Soğuk dışarıya karşın sıcacık evine girdi. Paltosunu askıya asıp odasına çıktı. Kapıyı kapatıp yatağına zıpladı. O kadar mutluydu ki ne yapacağını bile bilmiyordu çünkü onun kokusunu ilk defa solumuştu.

Çok güzel kokuyordu...

Nefesindeki nane ve bira kokusu...

Baharat gibi kokan erkeksi parfümü...

***

Annesinin ona seslenmesiyle uyandı.

Hemen banyoya koştu , barın iğrenç sigara kokusu üzerine sinmişti.

Kalpli pijamasını üzerinden çıkarıp sıcak suyun altına girdi , saçlarına çilekli şampuanını sıkıp köpürtmeye başladı.

Saçlarını duruladıktan sonra duşa kabinin kapısını açtı.

Havlusunu düzgünce vücuduna sardıktan sonra banyonun kapısını açtı.

Yatağına oturmuş Mert'i görünce ani bir şok geçirdi.

'Onun burada ne işi var ' diye düşündü.

Bir anlık gelen deli cesaretiyle bağırdı.

"Aaaaaa!"

Merdivenlerden yukarı çıkan ayak sesleri duyduğunda herkesi ayağa kaldırdığını anladı.

"Sana . Bir kızın . Odasına . İzinsiz . Girilmeyeceğini . Öğret-mediler mi?"

Sinirle bağırırken Mert, alayla ona bakıyordu.

"Kızlar odalarına girmem için yalvarırlar aslında."

Bunu o kadar normal bir şeymiş gibi söylemişti ki Eylül'ü sinir etmek için yeterliydi bile.

Annesi ve birkaç insan kapıda durmuş onların bu tartışmasını izliyordu.

Eylül, kapıya bakınca diğer insanların Mert'in anne ve babası olduğunu anladı.

Suratı utançla kızarırken Mert 'in babası gür bir kahkaha attı.

"Utandırdın kızı köftehor."

Annesi de tiz bir kahkaha attıktan sonra konuştu.

"Eylül, seni uyandırdım ya kızım , misafirlerimiz var dedim ya hani."

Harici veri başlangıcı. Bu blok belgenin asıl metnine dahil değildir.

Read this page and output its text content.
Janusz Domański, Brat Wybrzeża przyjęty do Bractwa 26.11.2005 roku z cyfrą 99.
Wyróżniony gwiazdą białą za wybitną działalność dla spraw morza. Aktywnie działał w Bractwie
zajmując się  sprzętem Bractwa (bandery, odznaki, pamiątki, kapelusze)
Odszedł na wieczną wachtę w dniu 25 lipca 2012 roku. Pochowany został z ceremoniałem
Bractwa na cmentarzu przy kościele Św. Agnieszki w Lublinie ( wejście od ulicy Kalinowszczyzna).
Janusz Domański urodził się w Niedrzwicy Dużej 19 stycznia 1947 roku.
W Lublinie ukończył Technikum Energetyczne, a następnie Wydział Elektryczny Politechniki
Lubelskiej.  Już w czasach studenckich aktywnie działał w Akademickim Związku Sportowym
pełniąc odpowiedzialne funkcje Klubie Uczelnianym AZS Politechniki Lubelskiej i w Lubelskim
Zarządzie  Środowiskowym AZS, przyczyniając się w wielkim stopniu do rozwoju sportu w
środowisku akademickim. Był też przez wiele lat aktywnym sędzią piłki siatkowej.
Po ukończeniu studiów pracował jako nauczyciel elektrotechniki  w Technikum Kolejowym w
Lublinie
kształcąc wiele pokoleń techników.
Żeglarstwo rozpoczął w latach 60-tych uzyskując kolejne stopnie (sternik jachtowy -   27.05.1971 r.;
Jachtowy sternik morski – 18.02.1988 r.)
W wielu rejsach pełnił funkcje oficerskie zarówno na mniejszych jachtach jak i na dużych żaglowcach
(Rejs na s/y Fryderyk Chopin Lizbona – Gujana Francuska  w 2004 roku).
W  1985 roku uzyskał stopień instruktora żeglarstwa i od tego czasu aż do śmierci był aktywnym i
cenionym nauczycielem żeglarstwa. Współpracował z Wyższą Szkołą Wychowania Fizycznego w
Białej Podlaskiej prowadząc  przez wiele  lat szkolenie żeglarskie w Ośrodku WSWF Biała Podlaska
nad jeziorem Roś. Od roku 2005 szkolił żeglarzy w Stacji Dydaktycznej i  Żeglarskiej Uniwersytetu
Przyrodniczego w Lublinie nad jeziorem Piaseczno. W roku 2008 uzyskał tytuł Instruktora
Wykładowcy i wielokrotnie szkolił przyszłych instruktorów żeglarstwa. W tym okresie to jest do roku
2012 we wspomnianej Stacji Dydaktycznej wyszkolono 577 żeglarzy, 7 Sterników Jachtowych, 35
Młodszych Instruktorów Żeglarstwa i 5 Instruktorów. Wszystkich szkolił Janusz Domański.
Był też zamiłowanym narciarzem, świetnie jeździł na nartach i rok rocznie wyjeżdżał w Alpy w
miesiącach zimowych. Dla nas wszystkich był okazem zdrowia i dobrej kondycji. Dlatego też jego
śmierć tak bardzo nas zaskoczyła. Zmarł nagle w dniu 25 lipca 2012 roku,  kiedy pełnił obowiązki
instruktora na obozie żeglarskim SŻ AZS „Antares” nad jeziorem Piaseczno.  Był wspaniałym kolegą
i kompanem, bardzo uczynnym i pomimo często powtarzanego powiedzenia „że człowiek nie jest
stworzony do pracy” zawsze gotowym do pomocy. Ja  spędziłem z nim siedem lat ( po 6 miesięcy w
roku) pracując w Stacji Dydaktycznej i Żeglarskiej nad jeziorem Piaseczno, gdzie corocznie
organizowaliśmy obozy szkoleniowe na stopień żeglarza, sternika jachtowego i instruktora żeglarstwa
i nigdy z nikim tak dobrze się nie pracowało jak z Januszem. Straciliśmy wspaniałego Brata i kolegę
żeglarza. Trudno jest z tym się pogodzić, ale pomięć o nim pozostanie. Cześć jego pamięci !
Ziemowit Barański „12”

Eylül , hala üzerini giyinmemiş olduğunu fark edince suratı daha da kızarmıştı.

Mert, ona böyle bakarken nasıl utanmazdı ki?

Herkes teker teker odadan çıkarken en sona Mert kalmıştı.

Kapıyı kapatmadan önce Eylül'e bakarak konuştu.

"Utandın mı küçük fare?"

***

Eylül , üzerini giyindikten sonra aşağı indi.

Aileler saçma sapan bir konu hakkında konuşurken mp3 ünü alıp balkona çıktı.

Şarkılar başa sararken şu son bir günü düşündü...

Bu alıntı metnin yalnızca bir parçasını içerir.